JPMorgan Chase CEO Jamie Dimon recently acknowledged that he is “far more worried than others” about a severe market correction occurring within the next two years.

“I would give it a higher probability than I think is probably priced in the market and by others,” he said in an Oct. 8 wide-ranging interview with the BBC. “So if the market’s pricing in 10 percent, I would say it is more like 30 percent.”
Photo illustration of a phone screen with an AI logo. (Oleksii Pydsosonnii/The Epoch Times)
Photo illustration of a phone screen with an AI logo.
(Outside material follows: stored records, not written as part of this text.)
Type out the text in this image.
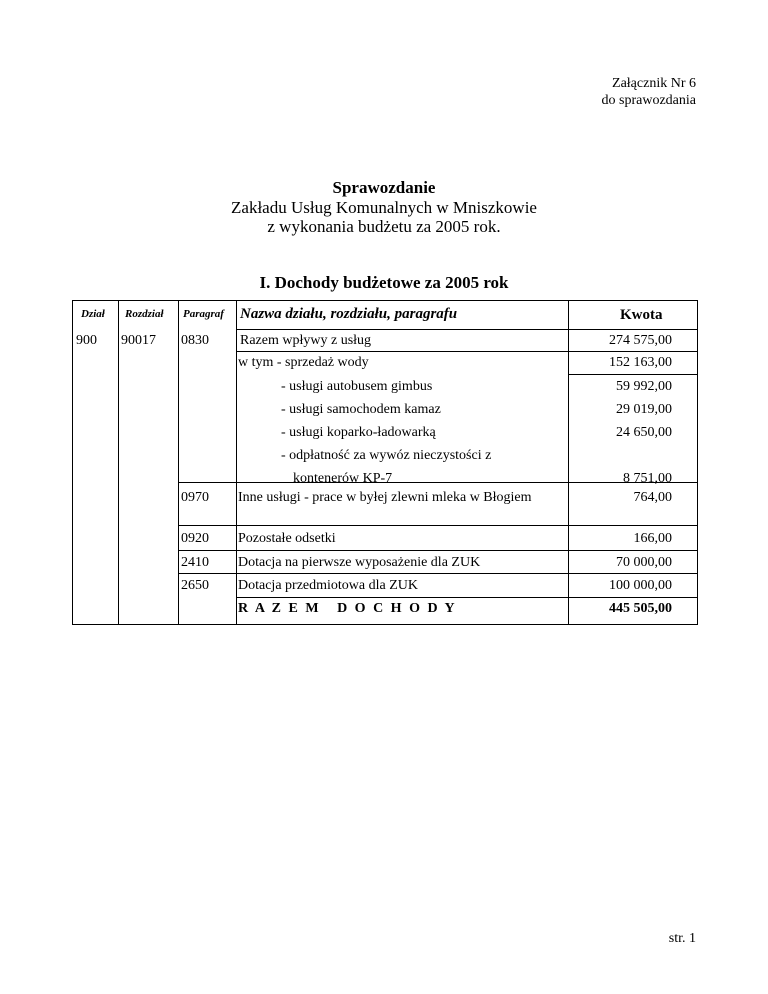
Załącznik Nr 6
do sprawozdania
Sprawozdanie
Zakładu Usług Komunalnych w Mniszkowie
z wykonania budżetu za 2005 rok.
I. Dochody budżetowe za 2005 rok
Dział Rozdział Paragraf Nazwa działu, rozdziału, paragrafu	Kwota
900 90017 0830 Razem wpływy z usług	274 575,00
w tym - sprzedaż wody	152 163,00
- usługi autobusem gimbus	59 992,00
- usługi samochodem kamaz	29 019,00
- usługi koparko-ładowarką	24 650,00
- odpłatność za wywóz nieczystości z
kontenerów KP-7	8 751,00
0970 Inne usługi - prace w byłej zlewni mleka w Błogiem	764,00
0920 Pozostałe odsetki	166,00
2410 Dotacja na pierwsze wyposażenie dla ZUK	70 000,00
2650 Dotacja przedmiotowa dla ZUK	100 000,00
R A Z E M   D O C H O D Y	445 505,00
str. 1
Oleksii Pydsosonnii/The Epoch Times
Although he believes AI will be the next successful technology, he said some of the money pouring into the field will “probably be lost.”

“The way I look at it is AI is real; AI in total will pay off—just like cars in total paid off, and TVs in total paid off, but most people involved in them didn’t do well,” he said.

A key challenge for the AI space right now, according to Tom Essaye, president and co-founder of the Sevens Research Report, is that the real economy is not paying for artificial intelligence—for now.

“Normal businesses and people aren’t paying for it, at least, they aren’t paying for it in anything close to the numbers to justify the hundreds of billions in AI infrastructure investment set to take place over the next few years,” Essaye said in a note emailed to The Epoch Times.

Although demand may emerge in the future, adoption will continue to pose the biggest risk to AI, Essaye added.

Others observe vast differences between today’s AI-fueled enthusiasm and the dot-com era.

Jeff Buchbinder, chief equity strategist at LPL Financial, says that while heavily concentrated markets are driving the narrative of parallels with the dot-com bubble, today’s AI climate is “better capitalized” than the 1990s.

“The odds of an AI bubble that bursts are not zero, but today’s AI cycle is better capitalized than the 1990s telecom buildout and appears more durable and profitable in comparison,” Buchbinder said in a note emailed to The Epoch Times.

In addition, he says, considering all of the bubble talk, a burst may be “less likely given all of the market chatter surrounding the phenomenon.”

Even if current conditions are signaling a bubble, it is not ready to pop, says Jay Tigay, portfolio manager at Rational Equity Arm Fund.

“This isn’t a bubble ready to pop—it’s an expansion cycle in its early innings,” Tigay said in a note emailed to The Epoch Times.

At the same time, for the AI cycle to persist heading into 2026, he says, there needs to be confirmation that the trillions of dollars in AI investments are producing “real economic activity beyond the tech sector itself.”

“Banks will provide that confirmation—or sound the warning bell,” Tigay stated.

Despite the AI bubble debate traversing through Wall Street, U.S. stocks are still venturing higher, even as traders contend with the government shutdown and broader economic uncertainty.

The Nasdaq Composite Index will likely finish the trading week with a gain of about 0.8 percent, lifting its year-to-date rally to almost 20 percent and touching another all-time high. The blue-chip Dow Jones Industrial Average and the broader S&P 500 Index should post modest weekly gains of about 0.2 percent and 0.6 percent, respectively.